Categories
Specifications

Why MPEG made two codecs for Point Cloud Compression?

MPEG approved in 2020 FDIS (the final step in standards preparation) for two codecs for Point Cloud Compression: the first one called V-PCC (Video-based Point Cloud Compression) and the second called G-PCC (Geometry-based Point Cloud Compression). A legitimate question may be why two codecs in the same time? Are these codecs in competition one with the other or are they designed for different purposes?

The short answer is Yes, V-PCC and G-PCC are each one designed for different types of point clouds: V-PCC for dense point clouds such as the ones representing natural objects (reconstructed from a set of images) or graphics objects (designed by artists), and G-PCC for sparse point clouds such as the ones obtained by LIDARs when aquiring large spaces. Of course, someone may use V-PCC for sparse point clouds and G-PCC for dense one but this will be a wrong usage and conduct to sub-optimal results.

Let’s take some time to explain the reasons behind this two codecs strategy.
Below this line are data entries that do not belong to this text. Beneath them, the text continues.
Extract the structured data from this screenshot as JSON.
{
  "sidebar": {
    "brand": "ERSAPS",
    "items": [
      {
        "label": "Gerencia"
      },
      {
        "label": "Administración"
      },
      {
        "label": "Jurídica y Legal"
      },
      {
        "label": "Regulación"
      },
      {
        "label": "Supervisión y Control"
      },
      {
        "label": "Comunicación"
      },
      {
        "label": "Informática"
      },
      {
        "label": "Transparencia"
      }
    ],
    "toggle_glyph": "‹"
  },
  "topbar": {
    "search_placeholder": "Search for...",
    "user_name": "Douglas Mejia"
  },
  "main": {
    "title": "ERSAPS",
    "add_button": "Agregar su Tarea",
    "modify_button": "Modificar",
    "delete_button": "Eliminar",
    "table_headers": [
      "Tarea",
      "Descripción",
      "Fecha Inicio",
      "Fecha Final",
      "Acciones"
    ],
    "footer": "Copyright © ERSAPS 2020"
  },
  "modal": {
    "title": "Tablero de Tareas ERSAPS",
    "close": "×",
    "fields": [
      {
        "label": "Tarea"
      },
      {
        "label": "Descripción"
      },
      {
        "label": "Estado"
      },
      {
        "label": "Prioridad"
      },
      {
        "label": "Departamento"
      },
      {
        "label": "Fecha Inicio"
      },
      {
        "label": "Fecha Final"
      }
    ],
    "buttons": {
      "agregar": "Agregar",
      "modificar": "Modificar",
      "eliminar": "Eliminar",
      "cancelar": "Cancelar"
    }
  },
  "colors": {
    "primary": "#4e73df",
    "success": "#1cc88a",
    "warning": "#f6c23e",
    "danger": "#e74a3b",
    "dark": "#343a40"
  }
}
Point clouds are now used in various applications with various requirements. The figure below shows two examples:

Both images are representing point clouds, the left one (by 8i Labs) is obtained by 3D reconstructions from a set of images captured by cameras positioned arround the person and the right one (by MERL) is obtained by using a LIDAR mounted on a car. Both point clouds are dynamic. This visual inspection allows to note that the first point cloud is dense and the second is sparse.

When the (3D) point cloud is dense, its projection on 2D planes remains dense enough (no or few holes in the projected image), therefore it is possible to transform the dense 3D point cloud into a set of images (or videos) and to encode this 2D representation instead of the original 3D one. Applying the same method (3D to 2D projection) for sparse point clouds is also possible but will conduct to poor images (with holes) that traditional image/video codecs will badly encode. V-PCC is based on this mecanism of projecting the 3D point cloud in a set of 2D patches, combine them in a 2D video and encode it with traditional video codecs. The first lesson here is: do not try to encode sparse point clouds with V-PCC, this will be sub-optimal.
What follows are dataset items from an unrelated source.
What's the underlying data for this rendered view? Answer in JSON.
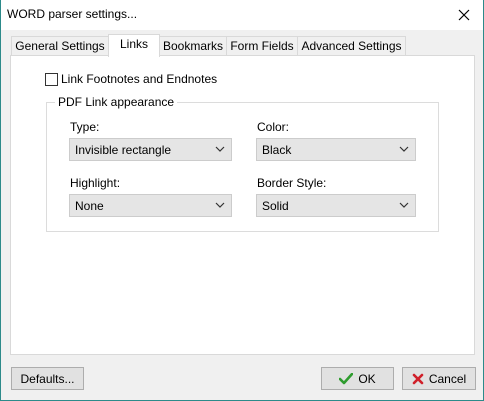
{
  "window": {
    "title": "WORD parser settings..."
  },
  "tabs": [
    {
      "label": "General Settings"
    },
    {
      "label": "Links"
    },
    {
      "label": "Bookmarks"
    },
    {
      "label": "Form Fields"
    },
    {
      "label": "Advanced Settings"
    }
  ],
  "active_tab": "Links",
  "links": {
    "checkbox_label": "Link Footnotes and Endnotes",
    "checkbox_checked": false,
    "group_title": "PDF Link appearance",
    "type_label": "Type:",
    "type_value": "Invisible rectangle",
    "color_label": "Color:",
    "color_value": "Black",
    "highlight_label": "Highlight:",
    "highlight_value": "None",
    "border_label": "Border Style:",
    "border_value": "Solid"
  },
  "buttons": {
    "defaults": "Defaults...",
    "ok": "OK",
    "cancel": "Cancel"
  },
  "colors": {
    "ok_check": "#2e9c2e",
    "cancel_x": "#d0202a",
    "window_border": "#2c8a8a"
  }
}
When the (3D) point cloud is sparse, other representation space is needed to obtain a good compression. There are many methods proposed in the litterature and all of them try to exploit the 3D geometry to construct a predictable space. One method, generic enough, is the decomposition of the 3D space in octrees – a hierarchical segmentation of the volume that has as a benefit to quickly separate big empty spaces and refine the partitioning only where the information exists (non-empty blocks). Such approach is used in G-PCC and explains its name, Geometry-based point cloud compression. The second lesson here is : G-PCC is designed for sparse point clouds. The question is: can G-PCC be used for dense point clouds as well? The answer is yes but, be aware, this usage is sub-optimal.

Bottom line: V-PCC is designed (and optimal) for dense point clouds, G-PCC is designed (and optimal) for sparse point clouds. Comparing V-PCC with G-PCC on same content will systematically show that V-PCC is better (if the content is dense) and G-PCC is better (if the content is sparse).